Tuesday, October 2, 2012

Always the Same, and Yet Not

From an early age, I was interested in family history.  My maternal grandmother and I would spend countless hours poring over family photos, diaries, and genealogical charts recounting the story of the Jewett beginnings, at least as far as we could trace them back to the West Riding of Yorkshire in the reign of Henry VII in the fifteenth century. Thanks to efforts by the Jewett Family Association of America since the nineteenth century, the story of our family now fills four huge tomes of cross-referenced genealogical charts.  I always felt a certain amount of pride, as I flipped through these pages, that the motto on our family's coat of arms was toujours le même, (always the same), a rather common heraldic motto, but one that evoked stability, integrity, and timelessness.  And yet, the four volumes of my family's life bear witness to the fact that change occurs within this larger context of stability.  People grow up, get married, have kids, and die, one generation yields its place to the next.  Things are never really always the same.

with Bishop James Montgomery
I was reminded of this truth this weekend when I came home to Chicago for a little R & R and to concelebrate at a mass marking the fiftieth anniversary of the consecration of James Winchester Montgomery, ninth Bishop of Chicago, to the episcopate.  When I was last at the altar with Bishop Montgomery, it was as a seminarian serving low mass for him during a weekday morning.  Now I entered the Church of the Atonement as a fully vested priest and curate returning home with a different identity and role within the Church.  I spent two years at Atonement as seminarian, and people got used to knowing me in that capacity, so I was deeply moved when they treated me as the same person they had always known and loved.  Not that I thought folks would be standoffish or awkward, but we've all moved on with our lives, so I it would be natural for us to cease to relate as we once did.  But that's not what I experienced.  I may now be a priest, but in many ways I'm still the same Ethan.  I felt that I was welcomed on a deeper level than just as seminarian or transitional deacon or priest.  I was welcomed as Ethan.  And I welcomed them not as a congregation, but as dear sisters and brothers that I care deeply for and have missed.

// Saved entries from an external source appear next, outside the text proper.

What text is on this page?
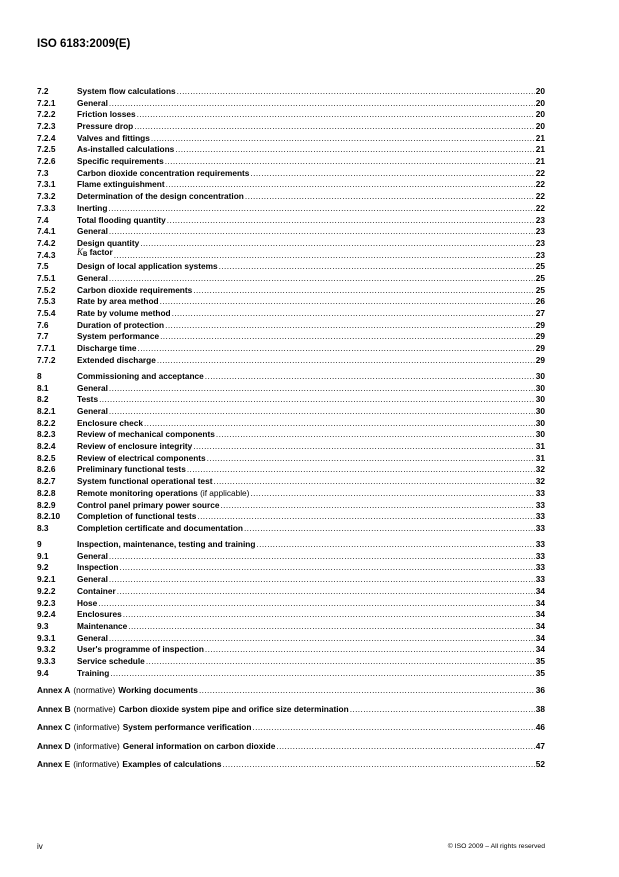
ISO 6183:2009(E)
7.2	System flow calculations .....	20
7.2.1	General .....	20
7.2.2	Friction losses .....	20
7.2.3	Pressure drop .....	20
7.2.4	Valves and fittings .....	21
7.2.5	As-installed calculations .....	21
7.2.6	Specific requirements .....	21
7.3	Carbon dioxide concentration requirements .....	22
7.3.1	Flame extinguishment .....	22
7.3.2	Determination of the design concentration .....	22
7.3.3	Inerting .....	22
7.4	Total flooding quantity .....	23
7.4.1	General .....	23
7.4.2	Design quantity .....	23
7.4.3	$K_B$ factor .....	23
7.5	Design of local application systems .....	25
7.5.1	General .....	25
7.5.2	Carbon dioxide requirements .....	25
7.5.3	Rate by area method .....	26
7.5.4	Rate by volume method .....	27
7.6	Duration of protection .....	29
7.7	System performance .....	29
7.7.1	Discharge time .....	29
7.7.2	Extended discharge .....	29
8	Commissioning and acceptance .....	30
8.1	General .....	30
8.2	Tests .....	30
8.2.1	General .....	30
8.2.2	Enclosure check .....	30
8.2.3	Review of mechanical components .....	30
8.2.4	Review of enclosure integrity .....	31
8.2.5	Review of electrical components .....	31
8.2.6	Preliminary functional tests .....	32
8.2.7	System functional operational test .....	32
8.2.8	Remote monitoring operations (if applicable) .....	33
8.2.9	Control panel primary power source .....	33
8.2.10	Completion of functional tests .....	33
8.3	Completion certificate and documentation .....	33
9	Inspection, maintenance, testing and training .....	33
9.1	General .....	33
9.2	Inspection .....	33
9.2.1	General .....	33
9.2.2	Container .....	34
9.2.3	Hose .....	34
9.2.4	Enclosures .....	34
9.3	Maintenance .....	34
9.3.1	General .....	34
9.3.2	User's programme of inspection .....	34
9.3.3	Service schedule .....	35
9.4	Training .....	35
Annex A (normative) Working documents .....	36
Annex B (normative) Carbon dioxide system pipe and orifice size determination .....	38
Annex C (informative) System performance verification .....	46
Annex D (informative) General information on carbon dioxide .....	47
Annex E (informative) Examples of calculations .....	52
iv	© ISO 2009 – All rights reserved
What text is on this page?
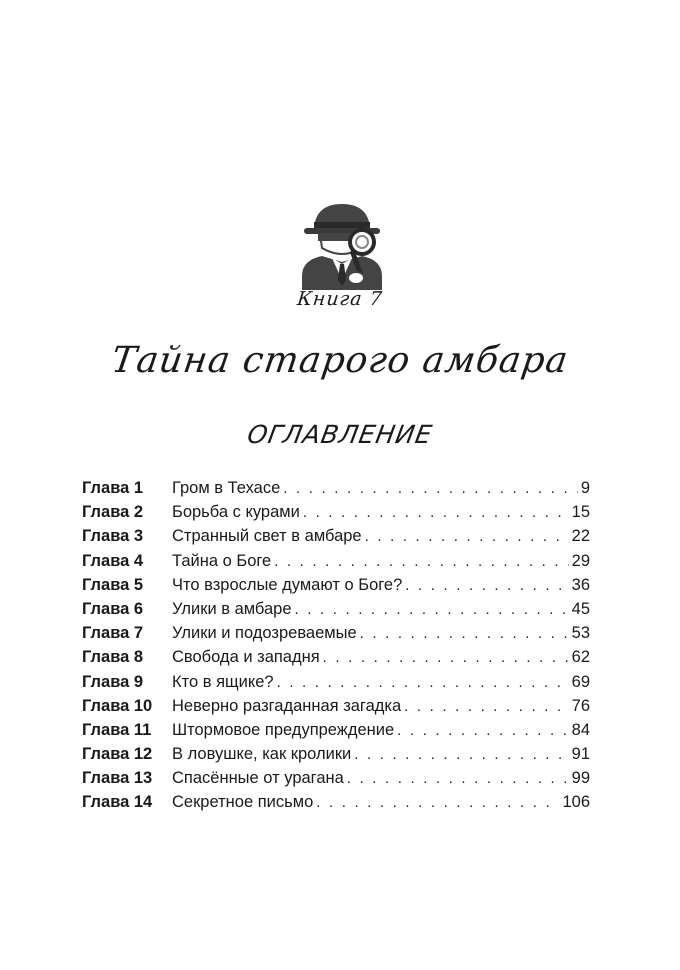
Книга 7
Тайна старого амбара
ОГЛАВЛЕНИЕ
Глава 1	Гром в Техасе . . .	9
Глава 2	Борьба с курами . . .	15
Глава 3	Странный свет в амбаре . . .	22
Глава 4	Тайна о Боге . . .	29
Глава 5	Что взрослые думают о Боге? . . .	36
Глава 6	Улики в амбаре . . .	45
Глава 7	Улики и подозреваемые . . .	53
Глава 8	Свобода и западня . . .	62
Глава 9	Кто в ящике? . . .	69
Глава 10	Неверно разгаданная загадка . . .	76
Глава 11	Штормовое предупреждение . . .	84
Глава 12	В ловушке, как кролики . . .	91
Глава 13	Спасённые от урагана . . .	99
Глава 14	Секретное письмо . . .	106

With the Bishop and my brother priests at the consecration
What this conveyed to me is that one way relationships can change is through expansion.  Some relationships alter--and sometimes needfully--through disconnection and discontinuity, while others build upon a prior foundation and bring the past along into a new understanding of the people involved.  I am very happy to have moved on to a new parish and a new stage in my vocation, but it was very meaningful for me to vest in that familiar set of white chasubles in my home parish with the priests that nurtured and formed me during seminary.  To be accepted into their company as a peer was like closing a loop, a completion of one stage in my process of becoming.  To be welcomed by the congregation as a priest, and yet as the same Ethan, articulates one of the greatest strengths of this particular parish:  we remain the same at our core even as we evolve and expand into new iterations of ourselves.  I, in turn, was pleased to be able to offer these old friends something more, now as a priest: the Holy Sacrifice of the Mass for all, a first blessing for a brother priest, and an impromptu prayer and blessing for a friend.  This all came out of the same me in a new way.  As the rector, Fr. van Dooren, once said to me, we as priests need to develop a solid center, rather than a thicker skin.  This center ensures that whatever difficulties we face, we are always able to return that core of stability, integrity, and timelessness.  I hope all of us may be always the same, but in new ways.